The array stride need not be 1. This is useful, for instance, to unroll the loop when the tasks would be short compared with overheads of running them:

$ qsub -t 1-1000:5 ... <<EOF
for i in $(seq $SGE_TASK_STEPSIZE); do
  index=$(($SGE_TASK_ID+$i))
  program < input$index
done
EOF

Variables SGE_TASK_FIRST, SGE_TASK_LAST, and SGE_TASK_STEPSIZE provide the task range and stride to the script.

Non-shell script Jobs

It isn’t necessary to use a shell script — the index is accessible in the environment of a binary job, though it would probably need to be an SGE-specific program, and a job script could be in a non-shell language such as Python, accessing the environment in the appropriate way. Here is a trivial example of constructing a file name in Python in a two-task array job, assuming the cluster configuration sets shell_start_mode to unix_behavior:

#!/usr/bin/python2
#$ -t 1-2 -l h_rt=9 -cwd -j y
import os
ip = "input"+os.getenv("SGE_TASK_ID")+".dat"
print "We might read from file", ip

and similarly for R, using littler, which only need be on PATH if we use the /bin/env cliché:

#!/bin/env r
#$ -t 1-2 -l h_rt=9 -cwd -j y
ip <- sprintf ("input%s.dat", Sys.getenv("SGE_TASK_ID"))
cat ("We might read from file", ip, "\n")

The -C argument of qsub might help if # isn’t a comment in the script language.

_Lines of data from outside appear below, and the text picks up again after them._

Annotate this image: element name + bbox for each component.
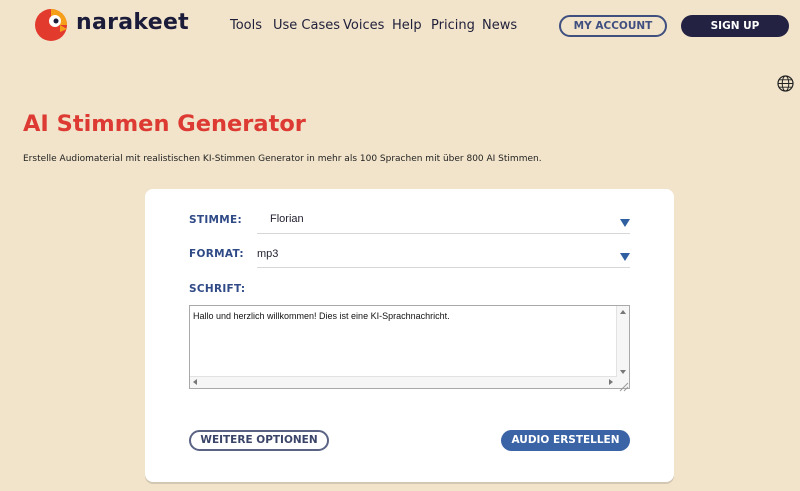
voice-label: STIMME: [189, 214, 243, 226]
voice-dropdown-icon[interactable] [620, 219, 630, 227]
globe-icon[interactable] [777, 75, 794, 92]
script-textarea[interactable]: Hallo und herzlich willkommen! Dies ist … [189, 305, 630, 392]
vertical-scrollbar[interactable] [616, 306, 629, 378]
scroll-left-icon[interactable] [193, 379, 197, 385]
script-text[interactable]: Hallo und herzlich willkommen! Dies ist … [193, 311, 450, 321]
format-label: FORMAT: [189, 248, 244, 260]
scroll-right-icon[interactable] [609, 379, 613, 385]
more-options-button[interactable]: WEITERE OPTIONEN [189, 430, 329, 451]
nav-item-news[interactable]: News [482, 18, 517, 33]
format-select-underline [257, 267, 630, 268]
my-account-button[interactable]: MY ACCOUNT [559, 15, 667, 37]
page-title: AI Stimmen Generator [23, 111, 306, 137]
voice-select[interactable]: Florian [270, 213, 304, 225]
sign-up-button[interactable]: SIGN UP [681, 15, 789, 37]
resize-handle-icon[interactable] [617, 377, 629, 392]
horizontal-scrollbar[interactable] [190, 376, 617, 388]
nav-item-tools[interactable]: Tools [230, 18, 262, 33]
scroll-up-icon[interactable] [620, 310, 626, 314]
brand-name[interactable]: narakeet [76, 10, 189, 35]
nav-item-pricing[interactable]: Pricing [431, 18, 475, 33]
voice-select-underline [257, 233, 630, 234]
format-select[interactable]: mp3 [257, 248, 278, 260]
page-subtitle: Erstelle Audiomaterial mit realistischen… [23, 154, 542, 164]
format-dropdown-icon[interactable] [620, 253, 630, 261]
script-label: SCHRIFT: [189, 283, 246, 295]
nav-item-voices[interactable]: Voices [343, 18, 384, 33]
create-audio-button[interactable]: AUDIO ERSTELLEN [501, 430, 630, 451]
nav-item-help[interactable]: Help [392, 18, 422, 33]
generator-form-card: STIMME: Florian FORMAT: mp3 SCHRIFT: Hal… [145, 189, 674, 482]
nav-item-use-cases[interactable]: Use Cases [273, 18, 340, 33]
narakeet-logo-icon[interactable] [34, 8, 68, 42]
scroll-down-icon[interactable] [620, 370, 626, 374]
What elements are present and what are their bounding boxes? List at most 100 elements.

Selecting from Lists in Files

You needn’t be restricted to simple template-like jobs. You can put complex arguments or commands in a file and pull out a different line each time, e.g. with the right number of commands to be executed listed one/line in file. awk is convenient for this, e.g. selecting a complete command line:

eval $(awk NR==$SGE_TASK_ID lines)

or an input file from a non-regular collection:

program < $(awk NR==$SGE_TASK_ID lines)

An alternative suggestion involves supplying a list of scripts as job arguments.

Dependent Arrays

qsub -hold_jid_ad can be used to hold an array job’s tasks dependent on the corresponding tasks in others. E.g. with

qsub -t 1:50 step1
qsub -t 1:50 -hold_jid_ad step1 step2
qsub -t 1:50:2 -hold_jid_ad step2 step3

array task n of step2 will only run after task n of step1 has finished, and task n of step3 will only run after tasks n and n+1 of step2 has finished. Similarly, with

qsub -t 1:50:2 step1
qsub -t 1:50 -hold_jid_ad step1 step2

task n and n+1 of step2 depend on task n of step1, where n is odd. NB ‘finished’ doesn’t mean ‘finished successfully’, so subsequent tasks may need to check the results of previous ones.

In contrast, with

qsub -t 1:50 step1
qsub -t 1:50 -hold_jid step1 step2

tasks of step2 will only run after all those of step1 have finished.

Task Concurrency

The qsub -tc option can be used to restrict the number of tasks of the job that run concurrently, usually to be socially conscious in not dominating the cluster. You might use -tc 1 to ensure only one task can run at once, e.g. for a series of tests that update some state in the directory that you don’t care about but when it will cause problems if more than one task does so. This might also be useful if each task was dependent on results from the previous index, though care would have to be taken in case a task failed.